Health care providers in western Massachusetts are offering their assistance and encouraging people to enroll in insurance plans under the federal Affordable Care Act, which has garnered negative since its rolling out on October 1.
With grants from the Massachusetts Executive Office of Health and Human Services, local health providers are reaching out to first notify people that they may be eligible for a new plan and then to offer assistance in navigating the application process. Community Health Programs serves roughly 15,000 patients a year at five locations in central and southern Berkshire County.
“Our big challenge now is getting through the confusion, making sure that those that qualify for health insurance know they qualify and we can walk them the system if they can’t get through on their own,” said CEO Bryan Ayars.
Under the Affordable Care Act, individuals making less than $46,000 annually are eligible for some type of plan. The eligibility for a family of five is a yearly income of $110,000. Those levels are 300 percent above the federal poverty level. With Berkshire County’s poverty level at 14 percent, Ayars says nearly 11,000 individuals are now eligible for some type of health insurance that falls in line with ACA.
“MassHealth or Medicaid used to be seen as a program just for the poor,” he explained. “It’s now a program for anyone who wants to look at it.”
“Almost 90 percent of the employers in Berkshire County have fewer than 20 employees,” Ayars said. “They don’t know what they qualify for, if they qualify, what the reporting might be.”
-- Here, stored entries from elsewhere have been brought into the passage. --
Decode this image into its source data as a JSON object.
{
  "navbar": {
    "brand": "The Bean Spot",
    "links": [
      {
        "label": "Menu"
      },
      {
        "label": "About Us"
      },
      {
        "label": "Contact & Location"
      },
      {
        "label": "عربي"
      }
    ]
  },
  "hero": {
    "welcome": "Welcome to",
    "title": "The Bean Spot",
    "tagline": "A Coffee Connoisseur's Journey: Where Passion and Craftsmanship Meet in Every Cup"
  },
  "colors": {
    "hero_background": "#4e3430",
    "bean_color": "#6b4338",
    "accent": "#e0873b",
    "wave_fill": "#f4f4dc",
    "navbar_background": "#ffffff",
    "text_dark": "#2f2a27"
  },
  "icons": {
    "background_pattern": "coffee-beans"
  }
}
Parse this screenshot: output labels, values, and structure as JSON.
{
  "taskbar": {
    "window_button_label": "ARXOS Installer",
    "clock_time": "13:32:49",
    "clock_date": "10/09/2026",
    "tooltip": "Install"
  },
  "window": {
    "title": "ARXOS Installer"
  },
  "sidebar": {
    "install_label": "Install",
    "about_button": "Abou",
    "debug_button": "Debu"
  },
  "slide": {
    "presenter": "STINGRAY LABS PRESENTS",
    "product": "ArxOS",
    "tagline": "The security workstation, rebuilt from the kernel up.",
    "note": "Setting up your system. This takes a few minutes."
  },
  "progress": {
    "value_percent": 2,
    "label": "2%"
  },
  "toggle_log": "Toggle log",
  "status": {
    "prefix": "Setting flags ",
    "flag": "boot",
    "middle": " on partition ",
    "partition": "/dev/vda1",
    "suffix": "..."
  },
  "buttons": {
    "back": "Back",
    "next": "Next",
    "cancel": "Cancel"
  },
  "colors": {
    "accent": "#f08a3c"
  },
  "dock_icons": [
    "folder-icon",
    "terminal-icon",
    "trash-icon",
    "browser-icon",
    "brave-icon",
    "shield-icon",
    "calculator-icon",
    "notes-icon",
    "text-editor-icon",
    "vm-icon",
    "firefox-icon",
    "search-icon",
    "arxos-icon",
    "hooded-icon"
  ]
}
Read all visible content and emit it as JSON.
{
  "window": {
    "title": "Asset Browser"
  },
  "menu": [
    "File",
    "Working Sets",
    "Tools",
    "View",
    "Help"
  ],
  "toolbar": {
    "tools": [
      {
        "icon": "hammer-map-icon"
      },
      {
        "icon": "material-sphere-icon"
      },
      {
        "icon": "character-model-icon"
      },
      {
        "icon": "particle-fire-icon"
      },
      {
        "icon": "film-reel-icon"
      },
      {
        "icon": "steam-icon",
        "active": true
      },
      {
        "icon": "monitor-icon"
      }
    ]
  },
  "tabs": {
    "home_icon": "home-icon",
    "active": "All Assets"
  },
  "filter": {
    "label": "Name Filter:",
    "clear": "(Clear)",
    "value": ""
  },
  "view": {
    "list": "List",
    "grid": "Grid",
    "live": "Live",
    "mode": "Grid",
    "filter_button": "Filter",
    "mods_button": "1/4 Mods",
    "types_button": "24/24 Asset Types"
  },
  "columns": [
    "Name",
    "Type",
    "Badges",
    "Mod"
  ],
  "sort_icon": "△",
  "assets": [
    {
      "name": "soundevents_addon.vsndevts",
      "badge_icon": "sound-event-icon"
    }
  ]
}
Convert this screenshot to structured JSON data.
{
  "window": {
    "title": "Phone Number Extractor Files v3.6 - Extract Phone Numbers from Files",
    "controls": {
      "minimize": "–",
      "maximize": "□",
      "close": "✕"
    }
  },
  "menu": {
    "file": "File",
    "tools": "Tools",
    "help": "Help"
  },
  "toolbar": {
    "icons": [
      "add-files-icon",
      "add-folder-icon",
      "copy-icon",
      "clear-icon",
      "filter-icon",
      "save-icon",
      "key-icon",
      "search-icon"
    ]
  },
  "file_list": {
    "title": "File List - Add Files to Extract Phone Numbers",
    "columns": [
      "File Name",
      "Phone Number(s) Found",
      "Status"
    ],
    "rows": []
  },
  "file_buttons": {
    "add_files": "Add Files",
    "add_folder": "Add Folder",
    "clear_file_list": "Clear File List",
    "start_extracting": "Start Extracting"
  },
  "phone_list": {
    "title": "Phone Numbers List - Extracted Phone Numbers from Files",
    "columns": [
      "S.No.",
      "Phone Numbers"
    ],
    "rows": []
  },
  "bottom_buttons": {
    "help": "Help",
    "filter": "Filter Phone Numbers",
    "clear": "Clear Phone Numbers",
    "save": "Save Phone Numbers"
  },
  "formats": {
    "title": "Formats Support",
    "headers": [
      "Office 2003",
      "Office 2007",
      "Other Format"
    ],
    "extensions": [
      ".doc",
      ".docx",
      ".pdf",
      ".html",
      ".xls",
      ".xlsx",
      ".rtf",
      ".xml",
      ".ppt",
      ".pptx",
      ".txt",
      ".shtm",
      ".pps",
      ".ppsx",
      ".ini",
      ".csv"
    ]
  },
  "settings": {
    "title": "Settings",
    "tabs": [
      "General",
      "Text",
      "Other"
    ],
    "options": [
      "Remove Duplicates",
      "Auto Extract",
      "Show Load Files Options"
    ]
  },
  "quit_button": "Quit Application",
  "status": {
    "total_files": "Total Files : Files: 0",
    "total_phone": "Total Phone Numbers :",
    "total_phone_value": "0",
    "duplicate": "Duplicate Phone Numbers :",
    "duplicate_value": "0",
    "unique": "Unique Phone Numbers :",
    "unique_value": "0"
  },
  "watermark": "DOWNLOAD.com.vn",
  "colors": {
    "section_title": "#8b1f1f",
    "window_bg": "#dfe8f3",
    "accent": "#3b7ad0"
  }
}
Ayars says most of the challenges in getting people enrolled come down to education.
“In the southern part of the county there’s more migrant work,” he said. “More individuals who aren’t from the country, but are here legally who might benefit from a plan. We need to get them enrolled as well. The Berkshires does not have a huge, diverse population, but we do have diversity. One of our challenges is communicating to these individuals and groups to make sure they know what they’re eligible for.”
Ayars adds many don’t know that they may qualify for a dental plan under ACA as well. Octavio Hernandez is an enrollment specialist at CHP. He says complications with the enrollment system are frustrating many and discouraging people from being proactive. He says his agency fields 80 phone calls a day and sends about 35 paper applications to the Massachusetts Health Connector a week. Hernandez says he hopes the system will soon work as smoothly as it did before the state transitioned to a new website to align with ACA.
“As counselors we are all going to have our own accounts so we can handle cases for others using our own account,” Hernandez said. “It’s something we used to have in our old system. That’s why it was easier.”
Behind a $63,000 grant from the state, CHP’s BerkshireAffordableCare campaign is using billboards as well as television and radio ads to enroll people before the March 31 open enrollment deadline. Director of communications Gina Salvato Shultis says the campaign is also focused on enrolling the so-called “young invincibles,” healthy people in their 20s and 30s who would keep health costs down for the others enrolled.
“We have a campaign at the local cinemas,” Salvato Shultis said. “So the slides you see before the movies come up. Trying to target that younger audience who might take out their phone right then and there and punch in the contact information.”